Mini Foster, épouse Wright, est soupçonnée d’avoir assassiné son mari, John. Un froid matin de mars, le procureur du comté, le shérif et le premier témoin visitent les lieux du meurtre pour élucider l’affaire. Avec eux, deux femmes, l’épouse du shérif et celle du témoin, chargées de collecter quelques affaires pour la suspecte. « Il y a quelque chose de sournois à l’enfermer en ville et puis à venir ici retourner sa propre maison contre elle ! » (p. 38) Mais au-delà de la scène de crime, ce que ces femmes voient, c’est une vie domestique, triste et violente. Les hommes cherchent des indices de la culpabilité de l’épouse, les femmes voient la preuve du malheur conjugal de Mini Foster.
Le génie de ce texte écrit au début du 20e siècle, c’est de pointer la condescendance masculine envers les comportements féminins, tout en soulignant l’aveuglement des hommes face aux réalités que les femmes comprennent sans se parler. « Alors ça, c’est bien les femmes ! Arrêtée pour meurtre et elle s’inquiète pour ses conserves ! […] Oh, les femmes s’inquiètent toujours pour des broutilles. » (p. 29) Ici, le sens existe à différents niveaux : dit, chuchoté, implicite, tu et complice. Entre nouvelle et pièce de théâtre, les personnages entrent et sortent des pièces et chacun s’exprime avec une police d’écriture différente. Tous, sauf Mini Foster qui est la grande absente du texte, en dépit de sa présence dans le titre. Elle retrouve cependant une voix et une identité grâce aux deux autres femmes qui se glissent dans son quotidien et comblent les vides que les hommes n’envisagent pas.

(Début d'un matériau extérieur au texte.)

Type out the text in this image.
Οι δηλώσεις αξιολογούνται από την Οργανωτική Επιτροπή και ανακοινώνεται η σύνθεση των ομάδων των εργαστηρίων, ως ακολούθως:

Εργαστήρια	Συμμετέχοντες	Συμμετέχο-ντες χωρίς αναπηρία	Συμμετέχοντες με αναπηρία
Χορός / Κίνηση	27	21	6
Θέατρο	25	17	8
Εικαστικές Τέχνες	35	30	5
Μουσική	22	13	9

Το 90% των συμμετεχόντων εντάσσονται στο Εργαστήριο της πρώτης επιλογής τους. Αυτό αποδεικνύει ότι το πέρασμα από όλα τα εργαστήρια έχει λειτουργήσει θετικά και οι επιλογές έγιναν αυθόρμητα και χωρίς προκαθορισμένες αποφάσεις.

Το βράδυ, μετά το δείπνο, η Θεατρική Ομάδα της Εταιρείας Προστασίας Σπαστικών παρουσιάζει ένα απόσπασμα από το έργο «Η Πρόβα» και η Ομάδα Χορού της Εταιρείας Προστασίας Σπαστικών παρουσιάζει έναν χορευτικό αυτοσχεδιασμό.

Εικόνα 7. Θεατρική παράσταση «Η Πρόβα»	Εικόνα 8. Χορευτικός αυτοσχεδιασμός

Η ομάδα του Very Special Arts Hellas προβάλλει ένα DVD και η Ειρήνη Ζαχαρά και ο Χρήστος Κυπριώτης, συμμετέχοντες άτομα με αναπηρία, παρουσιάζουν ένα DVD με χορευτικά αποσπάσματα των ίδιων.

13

Les éditions Tendances négatives proposent souvent des formats originaux pour magnifier les textes qu’elles publient. Avec Le papier peint jaune de Charlotte Perkins Gilman, il fallait se frayer un chemin dans les pages avec un coupe-papier. Ici, le format calepin rappelle les inspecteurs dans les polars, et c’est bien une enquête que le·a lecteur·ice est invité·e à mener avec les personnages. Dans la postface, les éditrices expliquent les choix de traduction, notamment les néologismes, pour coller au double sens des mots anglais et pour révéler toute la domination misogyne du discours. Ce petit ouvrage est sans aucun doute mon premier coup de cœur de 2025 !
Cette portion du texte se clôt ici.